Güreş Tarihi/Tarihçesi, Osmanlıda Döneminde Güreş, Hakkında Bilgi

Güreş.

Türkçe’nin çeşitli lehçelerinde küreş ve göreş şekillerinde de bulunan keli­menin etimolojisi kesin olarak bilinmemektedir. Hem be­den gücüne hem zekâya dayanan güreş sporunun geçmişi insanlık tarihi kadar eskidir. Milâttan önce II. binyıla ait Mı­sır duvar resimlerinde görülen güreş fi­gürleri, bu sporun en az o dönemden iti­baren sistemli bir hale getirilmiş oldu­ğunu göstermektedir. Grekler ve Roma­lılar tarafından da yapıldığı bilinen gü­reş eski Türkler arasında çok yaygındı. Çin yıllıklarında, bazı seyahatnamelerde, destanlarda ve saray tarihlerinde Türk-ler’in bu sporu savaş temrinlerinin yanı sıra bayram ve düğün şenlikleri gibi çe­şitli vesilelerle de yaptıkları ve bir yiğit­lik ölçüsü olarak kabul ettikleri belirtil­mektedir. Özellikle hükümdarlar, şehzadeler, vezirler tarafından ilgi ve hima­ye görmesi, güreşi binicilik ve atıcılık gi­bi saray sporlarından biri haline getir­miştir. Tarihte Türk kızlarının dahi gü­reştiği bilinmekte, hatta bazısının tali­bine, ona varabilmesi için at yarışında, ok atmada ve güreşte kendisini yenme­si şartını koştuğu görülmektedir.
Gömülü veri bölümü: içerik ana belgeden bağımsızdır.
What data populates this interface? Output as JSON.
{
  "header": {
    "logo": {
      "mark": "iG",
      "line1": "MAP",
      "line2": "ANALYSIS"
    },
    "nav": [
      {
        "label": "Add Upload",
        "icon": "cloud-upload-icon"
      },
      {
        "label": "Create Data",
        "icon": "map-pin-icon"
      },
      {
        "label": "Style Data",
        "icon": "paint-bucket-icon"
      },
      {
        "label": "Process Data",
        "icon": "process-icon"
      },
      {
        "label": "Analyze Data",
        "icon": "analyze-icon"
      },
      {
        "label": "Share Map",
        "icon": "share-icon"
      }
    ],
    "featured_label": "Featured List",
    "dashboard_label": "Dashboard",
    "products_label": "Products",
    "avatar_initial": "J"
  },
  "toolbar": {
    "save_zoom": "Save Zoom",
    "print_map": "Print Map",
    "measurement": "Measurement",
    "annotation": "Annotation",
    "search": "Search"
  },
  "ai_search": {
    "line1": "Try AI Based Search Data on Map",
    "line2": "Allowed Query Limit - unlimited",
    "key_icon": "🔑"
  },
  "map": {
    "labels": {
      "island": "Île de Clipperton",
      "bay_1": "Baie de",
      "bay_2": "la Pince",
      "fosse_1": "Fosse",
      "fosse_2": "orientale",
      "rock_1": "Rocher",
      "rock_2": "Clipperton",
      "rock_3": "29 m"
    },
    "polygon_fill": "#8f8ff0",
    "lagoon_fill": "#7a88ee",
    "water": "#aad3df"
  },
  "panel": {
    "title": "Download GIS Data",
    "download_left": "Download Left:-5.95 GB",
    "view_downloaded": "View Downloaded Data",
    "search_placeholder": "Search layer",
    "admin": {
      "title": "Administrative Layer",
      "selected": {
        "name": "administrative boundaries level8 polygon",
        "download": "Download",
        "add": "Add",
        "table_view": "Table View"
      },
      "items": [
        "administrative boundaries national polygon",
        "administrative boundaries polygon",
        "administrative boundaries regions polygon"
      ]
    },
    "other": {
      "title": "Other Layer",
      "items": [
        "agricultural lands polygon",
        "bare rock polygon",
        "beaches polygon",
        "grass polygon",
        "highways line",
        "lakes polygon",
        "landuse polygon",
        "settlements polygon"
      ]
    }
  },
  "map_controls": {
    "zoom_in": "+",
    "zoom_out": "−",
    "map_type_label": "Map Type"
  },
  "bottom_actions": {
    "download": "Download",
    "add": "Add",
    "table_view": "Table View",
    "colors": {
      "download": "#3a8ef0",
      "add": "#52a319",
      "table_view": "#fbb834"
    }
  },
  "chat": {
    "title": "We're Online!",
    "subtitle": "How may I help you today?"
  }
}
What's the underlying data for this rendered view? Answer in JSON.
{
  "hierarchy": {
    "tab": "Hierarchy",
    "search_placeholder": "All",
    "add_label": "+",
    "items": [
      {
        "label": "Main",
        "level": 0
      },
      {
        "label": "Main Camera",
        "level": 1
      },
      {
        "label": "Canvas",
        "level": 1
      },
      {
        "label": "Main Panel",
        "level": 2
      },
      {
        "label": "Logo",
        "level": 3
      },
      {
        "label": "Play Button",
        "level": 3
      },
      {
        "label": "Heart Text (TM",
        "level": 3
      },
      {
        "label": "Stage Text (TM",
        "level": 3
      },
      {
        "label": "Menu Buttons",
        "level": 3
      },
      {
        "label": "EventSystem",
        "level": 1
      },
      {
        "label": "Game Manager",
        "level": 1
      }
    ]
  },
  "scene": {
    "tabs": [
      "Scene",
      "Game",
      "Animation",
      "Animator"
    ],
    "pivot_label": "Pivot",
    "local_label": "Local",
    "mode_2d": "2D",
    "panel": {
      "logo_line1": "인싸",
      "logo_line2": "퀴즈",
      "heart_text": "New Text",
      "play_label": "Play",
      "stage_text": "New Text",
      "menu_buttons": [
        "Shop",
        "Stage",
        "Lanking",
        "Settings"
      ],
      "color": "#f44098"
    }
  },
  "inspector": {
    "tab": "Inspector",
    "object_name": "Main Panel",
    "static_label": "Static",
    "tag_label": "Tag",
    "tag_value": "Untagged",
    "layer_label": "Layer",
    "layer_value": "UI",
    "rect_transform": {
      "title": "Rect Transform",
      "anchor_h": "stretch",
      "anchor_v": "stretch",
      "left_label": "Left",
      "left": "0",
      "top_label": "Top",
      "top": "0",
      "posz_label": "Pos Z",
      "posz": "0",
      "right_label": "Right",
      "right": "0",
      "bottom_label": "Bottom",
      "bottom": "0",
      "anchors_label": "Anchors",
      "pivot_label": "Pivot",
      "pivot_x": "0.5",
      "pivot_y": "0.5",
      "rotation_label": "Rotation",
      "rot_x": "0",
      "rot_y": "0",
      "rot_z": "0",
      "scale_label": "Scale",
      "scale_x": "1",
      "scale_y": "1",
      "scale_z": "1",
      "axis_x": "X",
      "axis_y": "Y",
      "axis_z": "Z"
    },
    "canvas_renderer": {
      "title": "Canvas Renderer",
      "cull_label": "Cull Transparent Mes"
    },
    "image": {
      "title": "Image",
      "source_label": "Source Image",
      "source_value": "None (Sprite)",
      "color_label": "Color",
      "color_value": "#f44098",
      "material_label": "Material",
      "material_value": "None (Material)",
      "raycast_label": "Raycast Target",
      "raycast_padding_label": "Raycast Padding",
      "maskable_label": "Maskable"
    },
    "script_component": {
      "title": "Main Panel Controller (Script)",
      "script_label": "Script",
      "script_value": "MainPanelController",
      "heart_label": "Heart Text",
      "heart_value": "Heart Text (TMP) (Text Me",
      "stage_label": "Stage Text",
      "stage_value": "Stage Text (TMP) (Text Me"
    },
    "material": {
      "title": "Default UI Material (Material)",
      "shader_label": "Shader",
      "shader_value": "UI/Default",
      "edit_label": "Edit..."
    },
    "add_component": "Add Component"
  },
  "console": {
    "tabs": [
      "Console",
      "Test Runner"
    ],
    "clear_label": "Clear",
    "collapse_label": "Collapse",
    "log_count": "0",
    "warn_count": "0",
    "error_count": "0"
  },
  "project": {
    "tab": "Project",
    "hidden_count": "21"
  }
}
Câhiliye döneminde bilhassa panayır­larda yaygın bir şekilde güreş müsaba­kaları yapılırdı. Ukâz panayırındaki güreşleriyle tanınan Hz. Ömer, şanssız bir gününde Hâlid b. Velîd ile karşılaşmış ve güreş sırasında bacağı kırıldığı için yenik sayılmıştı. İslâm kül­türünde güreşin ayrı bir yeri ve önemi vardır. Hz. Peygamberin birer savaş spo­ru olarak atıcılık, binicilik, koşuculuk ve yüzmeyi teşvik ettiği gibi biz­zat kendisinin de güreştiği bilinmektedir. Dönemin ünlü pehlivanlarından Rükâne b. Abdüyezîd, İslâm dinini kabul etmek için Resûl-i Ekrem’in kendisini güreşte yenmesini şart koşmuş ve yapılan karşılaşmada Hz. Peygamber onu yenmiştir. Rükâne de bunun üzerine veya başka bir rivayete göre da­ha sonra Mekke’nin fethi sırasında müslüman olmuştur.

Kaynaklarda Resûl-i Ekrem’in Rükâ-ne’den başka bazı kimselerle de güreş­tiği, ergenlik çağına gelen ashap çocuk­larının askere alınmaları için her yıl dü­zenlenen merasim sırasında birbirleriyle güreştikleri, ayrıca Hz. Hasan ile Hü­seyin’in de Resûlullah’ın huzurunda gü­reş tuttukları zikredilmektedir. Hz. Peygamber’in. asıl pehlivan ve güçlü kim­senin güreşte başkalarını yenen değil öfkelendiğinde kendini tutan kimse ol­duğunu ifade eden hadisi de yi­ne güreşle ilgilidir.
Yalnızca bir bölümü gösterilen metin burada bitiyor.